I’ve been getting wound up for the Lunar New Year, which is the biggest event in the Vietnamese calendar. Most people in the States call it Chinese New Year. This has always been a mystery to me…because I grew up celebrating the big event of firecrackers and dragon dances without thinking there was anything Chinese about it.
Me: I’m most definitely not Chinese.
Vietnam was a vassal to China—beholden—and Lunar New Year is probably one of the influences that came from that sprawling kingdom, which also donated a whole bunch of other stuff, including its ideograms. But like all things that Vietnamese have come to borrow, we have tweaked the Lunar New Year.
Take the Chinese zodiac. They have twelve animals and so do we. But they have the rabbit; we have the cat. The cat is actually a pun that plays off the similarity in sound that the word cat and rabbit have in Vietnamese…and so we have evolved our own peculiar zodiac.
This is the essence of Vietnamese spirit. If I could package it in gleaming little tins and sell it at a farmer’s market, I would name it Adaptability. “Come and get your Adaptability.” You can use it for anything. “Sauces. Juices. Preserves.”
Vietnamese Lunar New Year traditionally is a one-month wind-up, so it has a fever pitch that reminds me of Mardi Gras, Christmas, New Years—all rolled into one. It is also everybody’s official birthday…the moment all folks, no matter their true birth date, technically age by an additional year.
This is when we kill a big fat pig, settle scores, clean house. All debts come due.
When I first revisited Vietnam, I came back as an illegal immigrant at the ripe age of 21. The United States had had a twenty year embargo. And this meant that I never got to meet friends and family.
My grandparents were simply pictures to me.

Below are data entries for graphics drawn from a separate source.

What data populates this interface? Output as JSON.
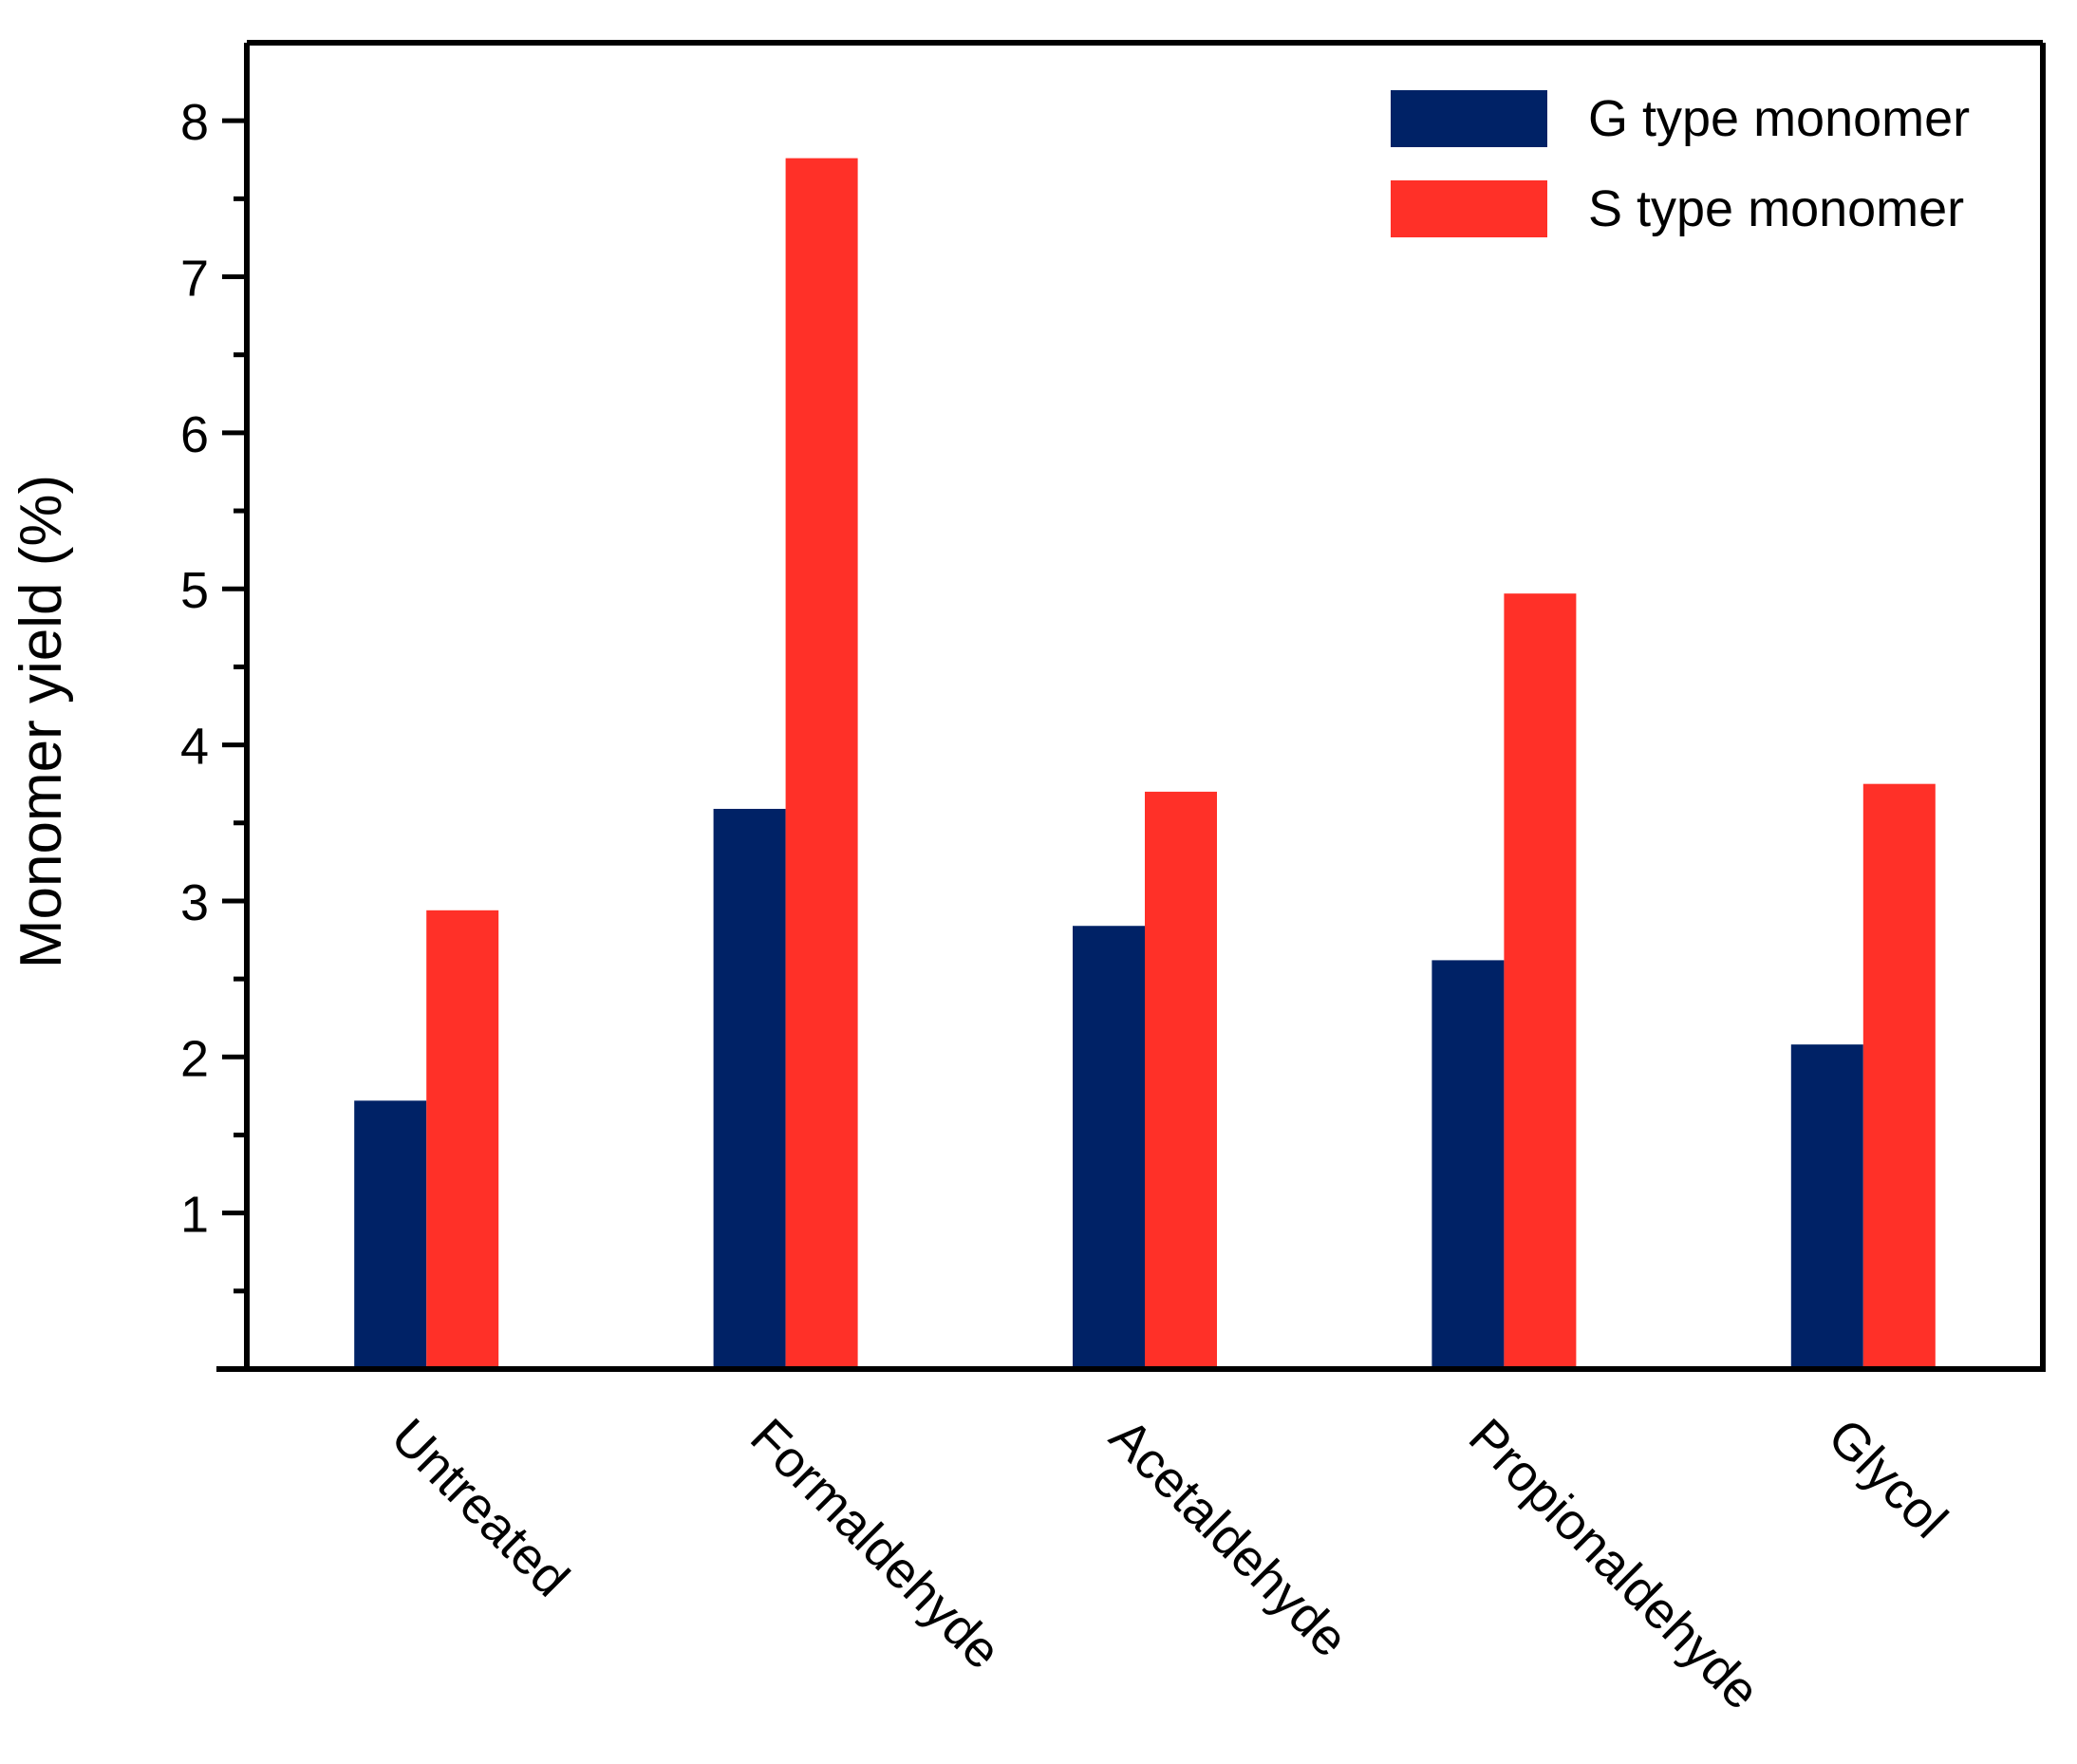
{
  "chart_data": {
    "type": "bar",
    "title": "",
    "xlabel": "",
    "ylabel": "Monomer yield (%)",
    "ylim": [
      0,
      8.5
    ],
    "yticks": [
      1,
      2,
      3,
      4,
      5,
      6,
      7,
      8
    ],
    "yticks_minor": [
      0.5,
      1.5,
      2.5,
      3.5,
      4.5,
      5.5,
      6.5,
      7.5
    ],
    "grid": false,
    "legend_position": "top-right",
    "categories": [
      "Untreated",
      "Formaldehyde",
      "Acetaldehyde",
      "Propionaldehyde",
      "Glycol"
    ],
    "series": [
      {
        "name": "G type monomer",
        "color": "#002266",
        "values": [
          1.72,
          3.59,
          2.84,
          2.62,
          2.08
        ]
      },
      {
        "name": "S type monomer",
        "color": "#ff3028",
        "values": [
          2.94,
          7.76,
          3.7,
          4.97,
          3.75
        ]
      }
    ]
  }
}
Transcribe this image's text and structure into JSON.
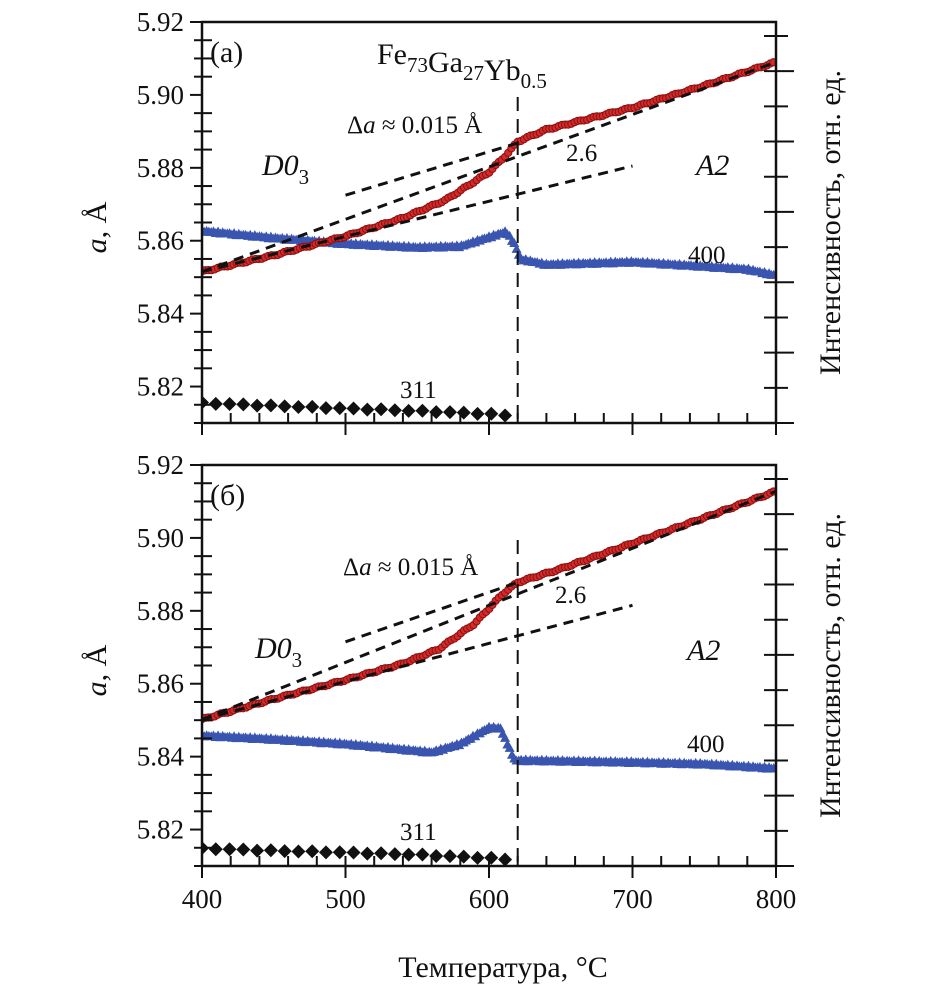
{
  "chart_data": [
    {
      "type": "scatter",
      "panel_label": "(a)",
      "title": "Fe73Ga27Yb0.5",
      "title_parts": [
        {
          "text": "Fe",
          "sub": "73"
        },
        {
          "text": "Ga",
          "sub": "27"
        },
        {
          "text": "Yb",
          "sub": "0.5"
        }
      ],
      "xlabel": "Температура, °C",
      "ylabel_left": "a, Å",
      "ylabel_right": "Интенсивность, отн. ед.",
      "xlim": [
        400,
        800
      ],
      "ylim": [
        5.81,
        5.92
      ],
      "xticks": [
        400,
        500,
        600,
        700,
        800
      ],
      "xtick_labels": [],
      "yticks": [
        5.82,
        5.84,
        5.86,
        5.88,
        5.9,
        5.92
      ],
      "ytick_labels": [
        "5.82",
        "5.84",
        "5.86",
        "5.88",
        "5.90",
        "5.92"
      ],
      "transition_temperature": 620,
      "annotations": {
        "delta_a": "Δa ≈ 0.015 Å",
        "slope_ratio": "2.6",
        "phase_low": "D0",
        "phase_low_sub": "3",
        "phase_high": "A2",
        "peak_400": "400",
        "peak_311": "311"
      },
      "series": [
        {
          "name": "lattice parameter a",
          "marker": "circle",
          "color": "#d42a2a",
          "edge_color": "#8a1010",
          "x": [
            400,
            450,
            500,
            540,
            570,
            600,
            612,
            620,
            640,
            700,
            750,
            800
          ],
          "y": [
            5.8515,
            5.856,
            5.8612,
            5.8662,
            5.8712,
            5.8788,
            5.8835,
            5.8872,
            5.8905,
            5.8965,
            5.9025,
            5.909
          ]
        },
        {
          "name": "400 intensity",
          "marker": "triangle",
          "color": "#3a55b0",
          "x": [
            400,
            450,
            500,
            550,
            580,
            600,
            612,
            618,
            622,
            640,
            700,
            750,
            780,
            800
          ],
          "y": [
            5.8627,
            5.8608,
            5.8592,
            5.8582,
            5.8585,
            5.861,
            5.8625,
            5.859,
            5.855,
            5.8535,
            5.8542,
            5.853,
            5.8522,
            5.8505
          ]
        },
        {
          "name": "311 intensity",
          "marker": "diamond",
          "color": "#111111",
          "x": [
            400,
            450,
            500,
            550,
            600,
            620
          ],
          "y": [
            5.8155,
            5.8147,
            5.814,
            5.8133,
            5.8125,
            5.8118
          ]
        }
      ],
      "fit_lines": [
        {
          "name": "A2 linear fit",
          "x": [
            400,
            800
          ],
          "y": [
            5.8515,
            5.909
          ]
        },
        {
          "name": "D03 linear fit",
          "x": [
            400,
            700
          ],
          "y": [
            5.8515,
            5.8805
          ]
        },
        {
          "name": "A2 fit extrapolation",
          "x": [
            500,
            620
          ],
          "y": [
            5.8725,
            5.8868
          ]
        }
      ]
    },
    {
      "type": "scatter",
      "panel_label": "(б)",
      "title": "",
      "xlabel": "Температура, °C",
      "ylabel_left": "a, Å",
      "ylabel_right": "Интенсивность, отн. ед.",
      "xlim": [
        400,
        800
      ],
      "ylim": [
        5.81,
        5.92
      ],
      "xticks": [
        400,
        500,
        600,
        700,
        800
      ],
      "xtick_labels": [
        "400",
        "500",
        "600",
        "700",
        "800"
      ],
      "yticks": [
        5.82,
        5.84,
        5.86,
        5.88,
        5.9,
        5.92
      ],
      "ytick_labels": [
        "5.82",
        "5.84",
        "5.86",
        "5.88",
        "5.90",
        "5.92"
      ],
      "transition_temperature": 620,
      "annotations": {
        "delta_a": "Δa ≈ 0.015 Å",
        "slope_ratio": "2.6",
        "phase_low": "D0",
        "phase_low_sub": "3",
        "phase_high": "A2",
        "peak_400": "400",
        "peak_311": "311"
      },
      "series": [
        {
          "name": "lattice parameter a",
          "marker": "circle",
          "color": "#d42a2a",
          "edge_color": "#8a1010",
          "x": [
            400,
            450,
            500,
            540,
            565,
            590,
            610,
            620,
            650,
            700,
            750,
            800
          ],
          "y": [
            5.8502,
            5.8558,
            5.861,
            5.8655,
            5.8695,
            5.8765,
            5.8848,
            5.8878,
            5.8915,
            5.8985,
            5.9055,
            5.9128
          ]
        },
        {
          "name": "400 intensity",
          "marker": "triangle",
          "color": "#3a55b0",
          "x": [
            400,
            450,
            500,
            540,
            560,
            580,
            600,
            608,
            614,
            618,
            625,
            700,
            750,
            800
          ],
          "y": [
            5.8458,
            5.8448,
            5.8435,
            5.842,
            5.8412,
            5.8435,
            5.848,
            5.8478,
            5.8425,
            5.839,
            5.839,
            5.8385,
            5.838,
            5.8368
          ]
        },
        {
          "name": "311 intensity",
          "marker": "diamond",
          "color": "#111111",
          "x": [
            400,
            450,
            500,
            550,
            600,
            620
          ],
          "y": [
            5.8148,
            5.8142,
            5.8137,
            5.8131,
            5.8122,
            5.8115
          ]
        }
      ],
      "fit_lines": [
        {
          "name": "A2 linear fit",
          "x": [
            400,
            800
          ],
          "y": [
            5.8502,
            5.9128
          ]
        },
        {
          "name": "D03 linear fit",
          "x": [
            400,
            700
          ],
          "y": [
            5.8502,
            5.8815
          ]
        },
        {
          "name": "A2 fit extrapolation",
          "x": [
            500,
            620
          ],
          "y": [
            5.8715,
            5.8878
          ]
        }
      ]
    }
  ]
}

So I knew what I had to do: as soon as I graduated from college, I took my savings and went on a four month trip to Vietnam—to see the alien birthplace that was so much a part of me. Of course, my parents objected. “It’s illegal,” my mom pointed out. “You could be sent to prison.”
This was not paranoia, either. My father was a high ranking officer in the Vietnamese Army and his name was still on lists. Both of my Uncles had been in reeducation camps—prisons—for almost two decades. And they were nowhere near as important as my father.
But I went anyway and, in the eyes of a young man, it made the journey seem even more adventurous, romantic. I imagined myself in a trench coat like in those black and white World War I movies. I took up smoking because I thought a match held close to the face made for great lighting in the camera that is the mind’s eye.
I planned the trip to coincide with the Vietnamese New Year—Tet—because I knew it was a big deal. And it was. It was such a big deal that Bill Clinton chose that exact event to announce that America would finally end the embargo—that we would begin full diplomatic relations with the United States—and just like that: I was no longer an illegal immigrant. I was made legitimate.
And this legitimacy was announced by the pop of fireworks that did not end for days. Happy New Year!